Despite cancerous and aging cells being functionally opposite (hyperproliferation vs. cell senescence), there are several other factors that can lead to carcinogenesis in aging cells. These include age‐associated genetic and epigenetic alterations, abnormal proliferation of damaged stem cells, loss of protein homeostasis such as that of heat shock proteins, lysosome, decline in autophagy, and nutritional imbalance (Aunan, Cho, & Søreide, 2017). Levi, Sochacki, Khoury, Patel, and Majumdar (2014) showed that H. pylori infection cancer stem cells aid progression of neoplasm. This is mediated by the upregulation of the Wnt/β‐catenin pathway, increasing the levels of Nanog, Oct4, and c‐myc that is also overregulated in carcinogenic conditions (Yong et al., 2016; Zhan, Rindtorff, & Boutros, 2017). Chronic systemic inflammation, due to long‐term colonization of H. pylori infection, increases the risk of lung cancer in geriatric population (Samareh‐Fekri et al., 2016). Traces of H. pylori has been seen in prostate tumors in elderly (Al‐Marhoon et al., 2015), which is facilitated by imbalance between apoptosis and growth of the cells (Verit et al., 2015). One of the possible links between the two diseases could be the chronic inflammation and activation of cell proliferating pathways (already discussed) (Dang & Liou, 2018). The odds ratios of correlation between colorectal cancer/adenoma and H. pylori infection have been reported from 1.15 to 10.6 (Butt & Epplein, 2019). Co‐existence of insulin resistance, hyperglycemia, and H. pylori is associated with the increased risk of colorectal adenoma in aged people (Hu et al., 2017; Hu et al., 2017). VacA virulency is associates H. pylori with colorectal cancer (Mut Surmeli et al., 2018), verified in a recent meta‐analysis (Zhao, Wang, & Wang, 2016), it increases the risk of colorectal neoplasm and adenocarcinoma (Kim et al., 2017). In such patients, immune tolerance of the bacteria is elevation of tryptophan:kynurenine ratio and its metabolite, neoprotein, that mark the inflammatory response (Christensen et al., 2018; Engin, Karahalil, Karakaya, & Engin, 2015).

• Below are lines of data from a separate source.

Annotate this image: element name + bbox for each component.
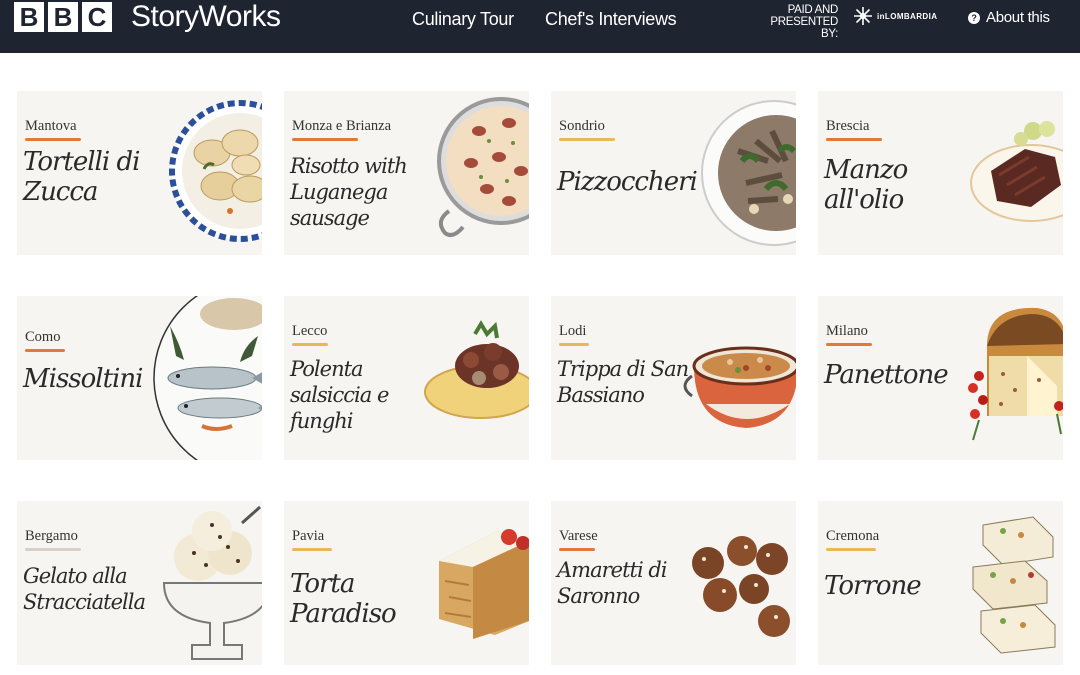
region-label: Milano bbox=[826, 323, 868, 339]
dish-title: Panettone bbox=[824, 360, 949, 390]
amaretti-illustration bbox=[692, 536, 790, 637]
logo-letter-b1: B bbox=[14, 2, 44, 32]
region-underline bbox=[292, 548, 332, 551]
panettone-illustration bbox=[968, 307, 1063, 441]
trippa-pot-illustration bbox=[683, 346, 796, 428]
nav-chefs-interviews[interactable]: Chef's Interviews bbox=[545, 9, 677, 30]
missoltini-fish-illustration bbox=[153, 296, 262, 460]
dish-card-varese[interactable]: Varese Amaretti di Saronno bbox=[551, 501, 796, 665]
dish-card-cremona[interactable]: Cremona Torrone bbox=[818, 501, 1063, 665]
dish-card-lodi[interactable]: Lodi Trippa di San Bassiano bbox=[551, 296, 796, 460]
pizzoccheri-plate-illustration bbox=[701, 100, 796, 246]
dish-card-grid: Mantova Tortelli di Zucca Monza e Brianz… bbox=[17, 91, 1065, 666]
region-label: Cremona bbox=[826, 528, 880, 544]
region-underline bbox=[25, 349, 65, 352]
region-underline bbox=[559, 343, 589, 346]
region-label: Como bbox=[25, 329, 61, 345]
dish-card-mantova[interactable]: Mantova Tortelli di Zucca bbox=[17, 91, 262, 255]
dish-card-como[interactable]: Como Missoltini bbox=[17, 296, 262, 460]
region-underline bbox=[25, 138, 81, 141]
region-label: Lecco bbox=[292, 323, 328, 339]
region-underline bbox=[25, 548, 81, 551]
nav-culinary-tour[interactable]: Culinary Tour bbox=[412, 9, 514, 30]
dish-card-lecco[interactable]: Lecco Polenta salsiccia e funghi bbox=[284, 296, 529, 460]
region-label: Lodi bbox=[559, 323, 587, 339]
region-label: Brescia bbox=[826, 118, 870, 134]
tortelli-plate-illustration bbox=[169, 100, 262, 242]
sponsor-star-icon bbox=[854, 7, 872, 25]
region-label: Sondrio bbox=[559, 118, 605, 134]
dish-card-milano[interactable]: Milano Panettone bbox=[818, 296, 1063, 460]
region-label: Varese bbox=[559, 528, 598, 544]
dish-card-monza-e-brianza[interactable]: Monza e Brianza Risotto with Luganega sa… bbox=[284, 91, 529, 255]
logo-letter-b2: B bbox=[48, 2, 78, 32]
gelato-cup-illustration bbox=[162, 505, 262, 660]
top-navigation-bar: B B C StoryWorks Culinary Tour Chef's In… bbox=[0, 0, 1080, 53]
region-label: Bergamo bbox=[25, 528, 78, 544]
region-underline bbox=[826, 548, 876, 551]
region-underline bbox=[559, 548, 595, 551]
risotto-pan-illustration bbox=[437, 97, 529, 237]
sponsor-name: inLOMBARDIA bbox=[877, 11, 938, 21]
region-underline bbox=[826, 138, 882, 141]
polenta-illustration bbox=[424, 320, 529, 419]
question-icon: ? bbox=[968, 11, 980, 24]
dish-card-pavia[interactable]: Pavia Torta Paradiso bbox=[284, 501, 529, 665]
region-label: Monza e Brianza bbox=[292, 118, 392, 134]
bbc-logo[interactable]: B B C bbox=[14, 2, 112, 32]
region-underline bbox=[292, 138, 358, 141]
region-label: Pavia bbox=[292, 528, 325, 544]
about-this-link[interactable]: ? About this bbox=[968, 9, 1050, 26]
region-underline bbox=[292, 343, 328, 346]
region-label: Mantova bbox=[25, 118, 77, 134]
sponsor-logo[interactable]: inLOMBARDIA bbox=[853, 6, 937, 26]
dish-card-brescia[interactable]: Brescia Manzo all'olio bbox=[818, 91, 1063, 255]
dish-card-sondrio[interactable]: Sondrio Pizzoccheri bbox=[551, 91, 796, 255]
torrone-illustration bbox=[972, 516, 1056, 654]
logo-letter-c: C bbox=[82, 2, 112, 32]
about-label: About this bbox=[986, 9, 1050, 26]
paid-by-label: PAID AND PRESENTED BY: bbox=[770, 4, 838, 40]
dish-card-bergamo[interactable]: Bergamo Gelato alla Stracciatella bbox=[17, 501, 262, 665]
manzo-plate-illustration bbox=[970, 121, 1063, 222]
region-underline bbox=[559, 138, 615, 141]
torta-paradiso-illustration bbox=[439, 529, 529, 639]
storyworks-brand[interactable]: StoryWorks bbox=[131, 0, 281, 34]
region-underline bbox=[826, 343, 872, 346]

H. pylori‐seropositive patients are also more prone to acquire laryngeal and hypopharyngeal carcinoma (Guilemany, Langdon, Ballesteros, & Blanch, 2014; Zhou, Zhang, Yang, Zhou, & Tao, 2016).

CONCLUSION

Helicobacter pylori infection can be chronic and bypass various eradication therapies. In elderly patients, antibiotic resistance, chronic inflammation, compromised immunity, and retardation of cell activities are the suggested causes in this regard. Due to long‐term colonization of H. pylori infection, its effects are seen systematically, leading to several other extragastric disorders. Despite contradictory studies reporting no association between H. pylori infection and some extragastric pathologies (Fotouk‐Kiai et al., 2015; Yu et al., 2014), aging‐associated risk factors should be considered. Future studies relating aging and H. pylori infection with extragastric disease can help to provide vivid evidences.

CONFLICT OF INTEREST

The authors declare that they have no conflict of interest.